Nous avons deux offres principales. La formule qui marche le mieux, c'est celle "à la carte" : la location à l'unité, à 2,99 euros. D'ordinaire, certaines œuvres sont proposées à 1 euro de plus en HD, mais pendant le confinement, tout le catalogue reste à prix fixe, sauf les courts métrages, qui sont moins chers, évidemment. Il y a aussi la sélection du mois : dix films qui illustrent une thématique et qui changent tous les 10 du mois, pour 2,99 euros par mois. Donc pour le prix d'une seule œuvre, on peut en voir dix. A l'année, cette formule s'élève à 30 euros. Enfin, l'abonnement annuel+ coûte 52 euros et comprend la sélection mensuelle de dix films, ainsi que douze œuvres supplémentaires à sélectionner dans l'ensemble du catalogue. Ça permet d'utiliser pleinement les deux modèles de la plateforme.

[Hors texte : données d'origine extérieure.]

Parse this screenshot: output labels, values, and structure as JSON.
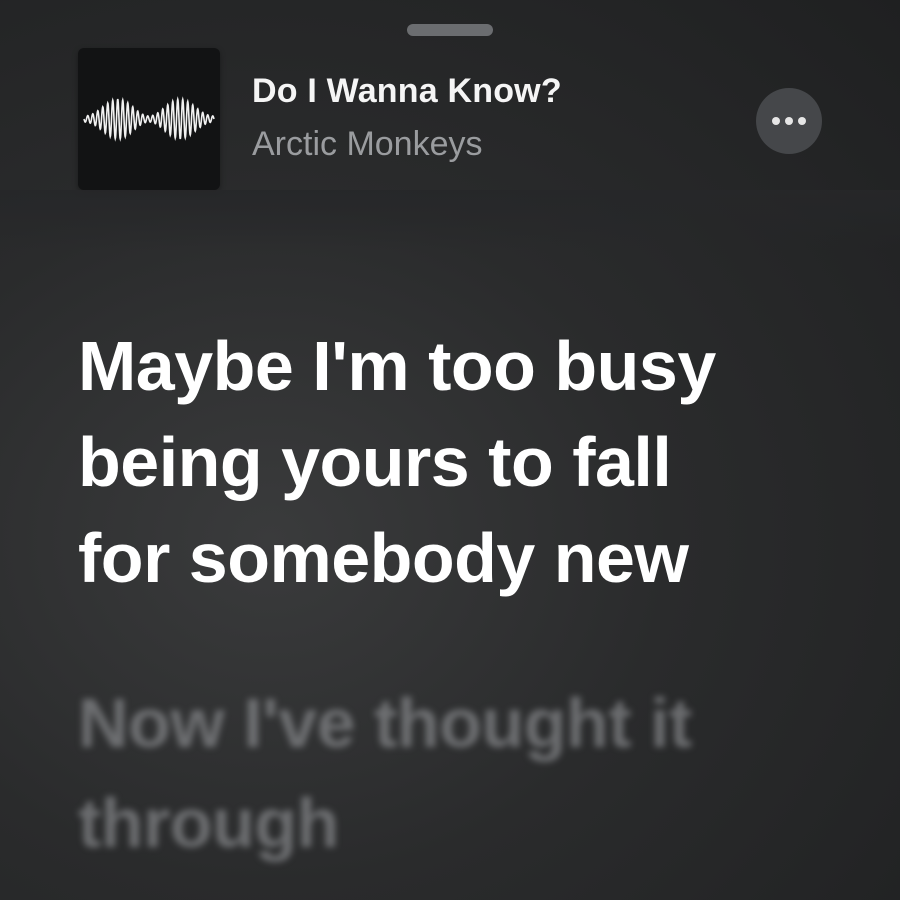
{
  "now_playing": {
    "title": "Do I Wanna Know?",
    "artist": "Arctic Monkeys",
    "artwork_icon": "sound-wave-artwork",
    "more_icon": "ellipsis-icon"
  },
  "lyrics": {
    "current_lines": [
      "Maybe I'm too busy",
      "being yours to fall",
      "for somebody new"
    ],
    "next_lines": [
      "Now I've thought it",
      "through"
    ]
  },
  "colors": {
    "background": "#2a2b2c",
    "active_lyric": "#ffffff",
    "artist_text": "#9a9c9f",
    "button_bg": "#45474a"
  }
}
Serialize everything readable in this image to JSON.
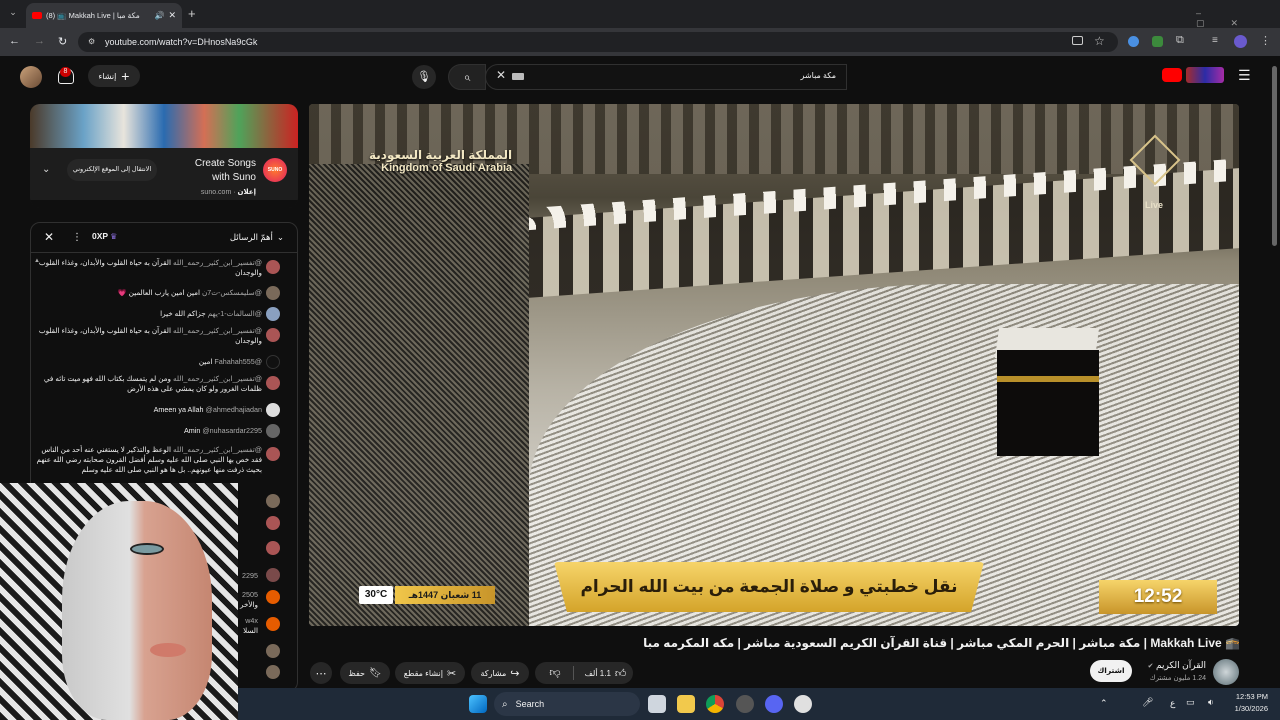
{
  "browser": {
    "tab_title": "(8) 📺 Makkah Live | مكة مبا",
    "url": "youtube.com/watch?v=DHnosNa9cGk"
  },
  "masthead": {
    "notif_count": "8",
    "create_label": "إنشاء",
    "search_value": "مكة مباشر"
  },
  "ad": {
    "title_line1": "Create Songs",
    "title_line2": "with Suno",
    "sponsored": "إعلان",
    "domain": "suno.com",
    "cta": "الانتقال إلى الموقع الإلكتروني",
    "brand": "SUNO"
  },
  "chat": {
    "mode_label": "أهمّ الرسائل",
    "xp": "0XP",
    "messages": [
      {
        "author": "@تفسير_ابن_كثير_رحمه_الله",
        "text": "القرآن به حياة القلوب والأبدان، وغذاء القلوب والوجدان"
      },
      {
        "author": "@سليمسكس-ت7ن",
        "text": "امين امين يارب العالمين 💗"
      },
      {
        "author": "@السالمات-1-يهم",
        "text": "جزاكم الله خيرا"
      },
      {
        "author": "@تفسير_ابن_كثير_رحمه_الله",
        "text": "القرآن به حياة القلوب والأبدان، وغذاء القلوب والوجدان"
      },
      {
        "author": "@Fahahah555",
        "text": "امين"
      },
      {
        "author": "@تفسير_ابن_كثير_رحمه_الله",
        "text": "ومن لم يتمسك بكتاب الله فهو ميت تائه في ظلمات الغرور ولو كان يمشي على هذه الأرض"
      },
      {
        "author": "@ahmedhajiadan",
        "text": "Ameen ya Allah"
      },
      {
        "author": "@nuhasardar2295",
        "text": "Amin"
      },
      {
        "author": "@تفسير_ابن_كثير_رحمه_الله",
        "text": "الوعظ والتذكير لا يستغني عنه أحد من الناس فقد خص بها النبي صلى الله عليه وسلم أفضل القرون صحابته رضي الله عنهم بحيث ذرفت منها عيونهم.. بل ها هو النبي صلى الله عليه وسلم"
      },
      {
        "author": "2295",
        "text": ""
      },
      {
        "author": "2505",
        "text": "والأخر"
      },
      {
        "author": "w4x",
        "text": "السلا"
      }
    ]
  },
  "video": {
    "kingdom_ar": "المملكة العربية السعودية",
    "kingdom_en": "Kingdom of Saudi Arabia",
    "live_badge": "Live",
    "temp": "30°C",
    "date": "11 شعبان 1447هـ",
    "banner": "نقل خطبتي و صلاة الجمعة من بيت الله الحرام",
    "clock": "12:52"
  },
  "watch": {
    "title": "مكة مباشر | الحرم المكي مباشر | قناة القرآن الكريم السعودية مباشر | مكه المكرمه مبا | Makkah Live 🕋",
    "channel": "القرآن الكريم",
    "subs": "1.24 مليون مشترك",
    "subscribe": "اشتراك",
    "likes": "1.1 ألف",
    "share": "مشاركة",
    "clip": "إنشاء مقطع",
    "save": "حفظ"
  },
  "taskbar": {
    "search": "Search",
    "time": "12:53 PM",
    "date": "1/30/2026",
    "lang": "ع"
  },
  "colors": {
    "accent": "#ff0000",
    "gold": "#d4a42a",
    "bg": "#0f0f0f"
  }
}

Concrètement comment fonctionne la sélection du mois ?

Si vous prenez celle du moment, elle s'intitule "Au cœur de la nuit" et propose des longs métrages éclectiques sur ce thème comme Le Dernier métro de François Truffaut, les Nosferatu de Friedrich Wilhelm Murnau et de Werner Herzog (ce qui permet de comparer deux films sur le même sujet réalisés à deux époques différentes), Ma nuit chez Maud d'Eric Rohmer, Sourires d'une nuit d'été d'Ingmar Bergman ou encore Le Sixième sens de Michael Mann. Pour les locations à l'unité, la liste de 50 films de Jaco Van Dormael (Le Huitième jour, Le Nouveau Testament...) est mise en avant, et nous avons aussi des cycles - toujours à louer à l'unité. Le temps du confinement, on a fait une sélection intitulée "Un peu de réconfort", qui comprend des films qui remontent le moral comme Chantons sous la pluie, Peau d'âne ou Didier d'Alain Chabat. La thématique "Le Temps retrouvé" propose des œuvres de longue durée. On s'est dit que des cinéphiles pourraient avoir enfin le temps de les regarder ! Ils sont classés par durée : "3h devant soi" comprend par exemple Casino de Martin Scorsese, ou Barry Lyndon de Stanley Kubrick. "4h devant soi" met en avant La Belle Noiseuse, de Jacques Rivette ou A Brighter Summer Day d'Edward Yang, etc. Enfin, sous le label "Evasion", nous mettons en avant des films tournés dans des décors naturels grandioses, de Lawrence d'Arabie à Before Sunset en passant par L'Avventura. Quand on est confinés, ça permet de voir des grands espaces, d'oublier un peu les quatre murs dans lesquels on est enfermés.

LaCinetek DR/LaCinetek

Parmi tous ces films, y a-t-il aussi des inédits ?

Absolument ! On s'est rendu rapidement compte qu'avec la prescription des réalisateurs, on se retrouverait avec des pépites méconnues, alors on a cherché à en acquérir les droits. Bien sûr, ils citent des grands classiques comme La Prisonnière du désert ou Les Parapluies de Cherbourg, mais il y a également des œuvres plus confidentielles, qu'on est les seuls à proposer. Sur les 1 400 films disponibles sur LaCinetek, plus de 400 étaient inédits en VàD au moment de leur mise en ligne.

Vous évoquiez des sélections spéciales durant le temps du confinement, ainsi qu'un prix fixe pour la location à la carte. Avez-vous mis en place d'autres mesures ?

Comme je le disais, l'éditorialisation est très importante pour nous, et encore plus en ce moment : on a décidé de prendre les spectateurs par la main, de leur faire des propositions qui font sens, qui peuvent les réconforter, les aider ou simplement les intéresser. Pour cela, en plus d'une mise en page ludique sur le site, on communique beaucoup via les réseaux sociaux, et au sein d'une newsletter bien fournie, partant du principe que la force de LaCinetek, c'est notre valeur prescriptrice : encore une fois, tous les films proposés ont été choisis par des cinéastes qui les conseillent personnellement pour différentes raisons. Cela nous offre un catalogue particulièrement riche. D'ailleurs, le confinement nous a déjà profité : c'est une période propice à la vidéo à la demande. Avec LaCinetek, on propose une alternative aux grandes plateformes telles que Netflix, Amazon etc., et ça marche ! On a constaté une hausse de la fréquentation ces dernières semaines. En quinze jours, elle a été multipliée par quatre. Le nombre de visionnages et de souscriptions aux abonnements a augmenté en parallèle. C'est très enthousiasmant de voir les spectateurs se tourner ainsi vers les plus belles œuvres du cinéma du XXe siècle.